In this article, we look at the basics of a low-cost airline, what makes them different, how they are evolving and how the current phase of evolution is creating a new sub-sector of LCCs, it’s certainly never dull looking at low-cost airlines!

The Basics of Low-Cost Carriers

At the very heart of LCCs is a simple proposition: they provide the most basic service between two markets and the lowest possible basic air fare - although that is not always the case! 

Simplicity and efficiency are at the very heart of an LCC's operating model, often they will:
•    Operate one single type aircraft
•    Operate aircraft with the maximum number of seats
•    Fly aircraft as long as possible each day
•    Charge for additional services (like preferred seating or upgraded Wi-Fi)

Low-cost airlines will explore every possibility to cut costs; for the traveller that may mean landing at an airport sixty miles from the city centre, or being bussed around an airport on a free "sightseeing" tour before departing.  With a ruthless obsession on costs, LCCs also typically deal directly with their customers - tending to avoid OTAs and intermediaries where possible. 

As LCCs operate one-third of all airline seats globally, you would think that there are hundreds of such airlines in existence.
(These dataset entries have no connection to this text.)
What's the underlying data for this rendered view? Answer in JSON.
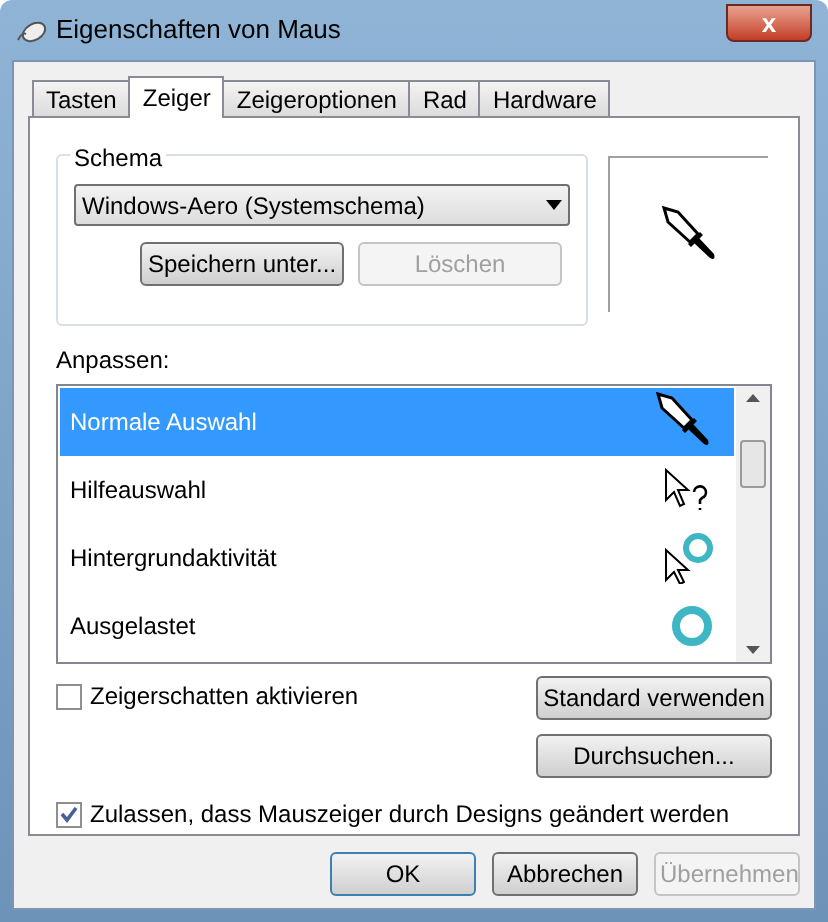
{
  "window": {
    "title": "Eigenschaften von Maus",
    "close": "x"
  },
  "tabs": [
    {
      "label": "Tasten",
      "selected": false
    },
    {
      "label": "Zeiger",
      "selected": true
    },
    {
      "label": "Zeigeroptionen",
      "selected": false
    },
    {
      "label": "Rad",
      "selected": false
    },
    {
      "label": "Hardware",
      "selected": false
    }
  ],
  "scheme": {
    "legend": "Schema",
    "value": "Windows-Aero (Systemschema)",
    "buttons": [
      {
        "label": "Speichern unter...",
        "disabled": false
      },
      {
        "label": "Löschen",
        "disabled": true
      }
    ]
  },
  "customize": {
    "label": "Anpassen:",
    "items": [
      {
        "label": "Normale Auswahl",
        "kind": "knife",
        "selected": true
      },
      {
        "label": "Hilfeauswahl",
        "kind": "help",
        "selected": false
      },
      {
        "label": "Hintergrundaktivität",
        "kind": "working",
        "selected": false
      },
      {
        "label": "Ausgelastet",
        "kind": "busy",
        "selected": false
      }
    ]
  },
  "shadow": {
    "label": "Zeigerschatten aktivieren",
    "checked": false
  },
  "side_buttons": [
    {
      "label": "Standard verwenden"
    },
    {
      "label": "Durchsuchen..."
    }
  ],
  "themes": {
    "label": "Zulassen, dass Mauszeiger durch Designs geändert werden",
    "checked": true
  },
  "buttons": [
    {
      "label": "OK",
      "default": true,
      "disabled": false
    },
    {
      "label": "Abbrechen",
      "default": false,
      "disabled": false
    },
    {
      "label": "Übernehmen",
      "default": false,
      "disabled": true
    }
  ]
}
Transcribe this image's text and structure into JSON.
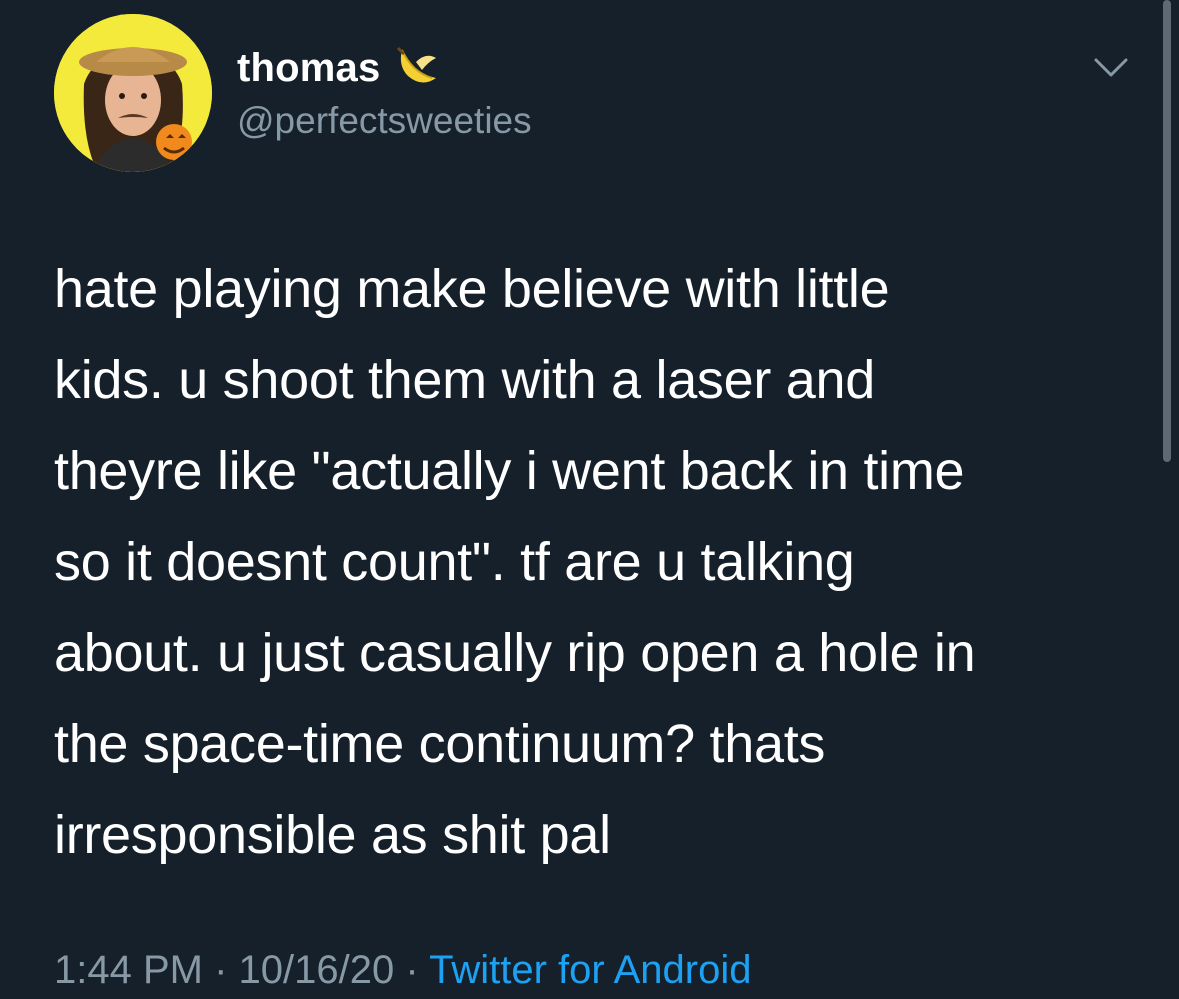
{
  "user": {
    "display_name": "thomas",
    "handle": "@perfectsweeties",
    "name_emoji": "banana-icon",
    "avatar": "avatar-photo"
  },
  "tweet": {
    "text": "hate playing make believe with little\nkids. u shoot them with a laser and\ntheyre like \"actually i went back in time\nso it doesnt count\". tf are u talking\nabout. u just casually rip open a hole in\nthe space-time continuum? thats\nirresponsible as shit pal",
    "time": "1:44 PM",
    "date": "10/16/20",
    "separator": "·",
    "source": "Twitter for Android"
  },
  "colors": {
    "background": "#15202b",
    "text": "#ffffff",
    "secondary": "#8899a6",
    "link": "#1da1f2"
  },
  "icons": {
    "menu": "chevron-down-icon"
  }
}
However, there are currently 114 airlines defined by OAG as LCCs, out of 741 operating flights every week. 



So, with LCCs accounting for just 15% of all airlines but 33% of all seats it’s very clear that LCCs are larger than your average airline and there is a key reason for that difference: 

•    For any LCC to be successful it must have a level of operation that allows it to maximise its operational efficiency.

For the larger LCCs this typically means operating at least a hundred aircraft and just one type of aircraft.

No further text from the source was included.